When events are unlikely, we assign low probability to their occurrence. One hypothesis is that we keep on assigning low probabilities to their occurrence. In this case, future investment decisions of firms and future consumption decisions of households are unaltered by the events we have been going through. It was a temporary shock. It has very low probability. It will not influence how we form expectations going forward.
An alternative hypothesis is that we have become so scared by the event that it will haunt us for years to come. We update our beliefs disproportionally much.

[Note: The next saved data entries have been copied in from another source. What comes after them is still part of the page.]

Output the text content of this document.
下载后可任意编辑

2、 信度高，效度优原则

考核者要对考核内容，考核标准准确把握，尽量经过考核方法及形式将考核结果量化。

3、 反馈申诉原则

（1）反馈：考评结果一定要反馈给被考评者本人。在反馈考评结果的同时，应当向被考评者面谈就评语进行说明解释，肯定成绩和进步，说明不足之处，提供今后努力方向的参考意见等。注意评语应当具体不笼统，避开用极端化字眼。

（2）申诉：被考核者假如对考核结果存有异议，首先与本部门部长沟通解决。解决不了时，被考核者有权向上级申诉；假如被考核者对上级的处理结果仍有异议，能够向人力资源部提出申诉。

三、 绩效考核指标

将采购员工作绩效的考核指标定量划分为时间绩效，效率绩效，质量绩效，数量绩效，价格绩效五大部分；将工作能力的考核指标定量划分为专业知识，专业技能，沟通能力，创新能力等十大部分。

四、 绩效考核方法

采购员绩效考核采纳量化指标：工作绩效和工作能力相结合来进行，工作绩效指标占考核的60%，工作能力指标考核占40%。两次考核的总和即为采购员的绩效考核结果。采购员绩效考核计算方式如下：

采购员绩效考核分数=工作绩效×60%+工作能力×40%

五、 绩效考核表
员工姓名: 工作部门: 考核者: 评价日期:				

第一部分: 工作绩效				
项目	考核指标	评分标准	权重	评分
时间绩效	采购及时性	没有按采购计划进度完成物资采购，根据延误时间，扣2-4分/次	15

Which of the two scenarios play out is important for the recovery from this recession. Will we start consuming when economies open up or will we hold back because we have become scared?
Kozlowski, Veldkamp and Venkateswaran (2020) have an important paper on this (link). Their main point is that events like those studied above, i.e. events that are very unlikely but have large impacts, will have persistent effects on beliefs. They write that “tail events trigger larger belief revisions” and that “because it will take many more observations of non-tail events to convince someone that the tail event really is unlikely, changes in tail beliefs are particularly persistent”. This is an important insight. If this is how we form expectations, it will slow down the recovery from this recession. Kozlowski et al. also show, however, how government interventions can reduce the effect, but not eliminate it.
These weeks we are seeing infection rates declining in many countries and economies opening up again. These are very good news. Let us hope we can start returning to some kind of normality. It will take time before we are back to where we came from, though. Some things might even have changed for good. One thing is for sure: we will not get back as fast as economies and markets fell in March. What happened was very unlikely. But it did happen.